This year marks the 24th anniversary of the Energy Charter Treaty (hereinafter ´ECT´), a multilateral treaty that regulates international trade, and investment in the European and Asian energy sector. The ECT came into force on 16 April 1998, and it currently has fifty-one Contracting Parties, including all EU Member States (with the exception of Italy), as well as the EU and Euratom as regional economic integration organizations.
According to Article 2, the purpose of the ECT is to ‘establish a legal framework in order to promote long-term cooperation in the energy field´. Therefore, the ECT does not to regulate in detail all issues concerning the energy field, but rather provides a ‘framework based on which the Contracting Parties can further negotiate various sets of rules applicable in the energy area’.1
In September 2021, the Court of Justice of the EU, ruled that intra-EU arbitration under the ECT is incompatible with EU law. After this decision, it became clear that investors located in EU countries cannot bring proceedings against EU Member States (or if they brought these proceedings, the enforcement proceedings woud be very lengthy, with the final award being unforceable at all eventually). The decision, Moldova v. Komstroy, drove the ECT in very stormy water, as the treaty was already facing intense scrutiny and criticism for being environmentally unfriendly by protecting the fossil fuel industry and undermining climate action.
1 Crina Baltag and Stefan Dudas, ‘Chapter 3: Achmea, Arbitral Tribunals and the ECT: Modernisation or Regression?‘, in Ana Stanič and Crina Baltag (eds), The Future of Investment Treaty Arbitration in the EU: Intra-EU BITs, the Energy Charter Treaty, and the Multilateral Investment Court (Kluwer Law International 2020) p. 25.
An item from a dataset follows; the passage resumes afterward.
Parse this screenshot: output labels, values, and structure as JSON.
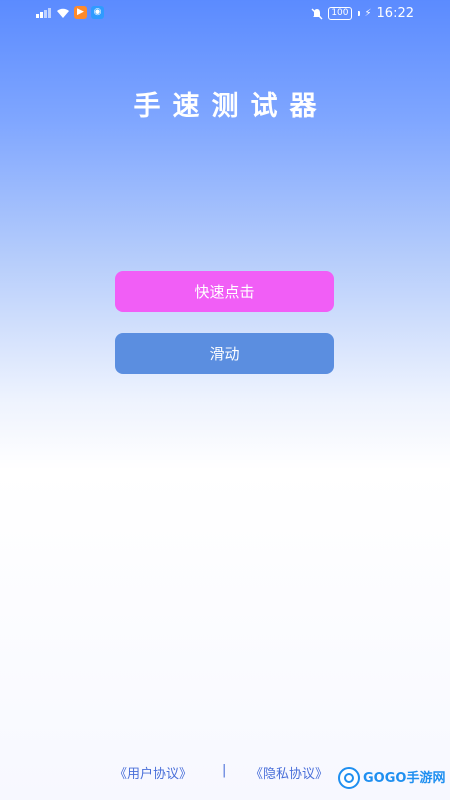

For these reason, the Energy Charter Conference has recently initiated a modernization process that aims at bringing the treaty in line with contemporary policy tendencies. If it does not do so, it may be the end of the ECT. Italy has already left the ECT in January 2016 and environmental activists are putting pressure on many other EU Member States to take the example of Italy. Therefore, The stakes of the modernization process are high. The list of topics to be considered in the modernisation process includes, among others, the definition of the notions of ‘investor’ and ‘investment’, the fair and equitable treatment, most favoured nation treatment and expropriation standards, third-party funding and transparency.
The EU’s Proposal to Modernise the ECT Has Three Main Aims:
● Firstly, to bring the ECT’s provisions on investment protection in line with those of agreements recently concluded by the EU and its Member States.
● Secondly, to ensure the ECT better reflects climate change and clean energy transition goals and facilitates a transition to a low-carbon, more digital and consumer-centric energy system, thus contributing to the objectives of the Paris Agreement and our decarbonization ambition.
● Thirdly, to reform the ECT’s investor-to-state dispute settlement mechanism in line with the EU’s work in the ongoing multilateral reform process in the United Nations Commission on International Trade Law (UNCITRAL).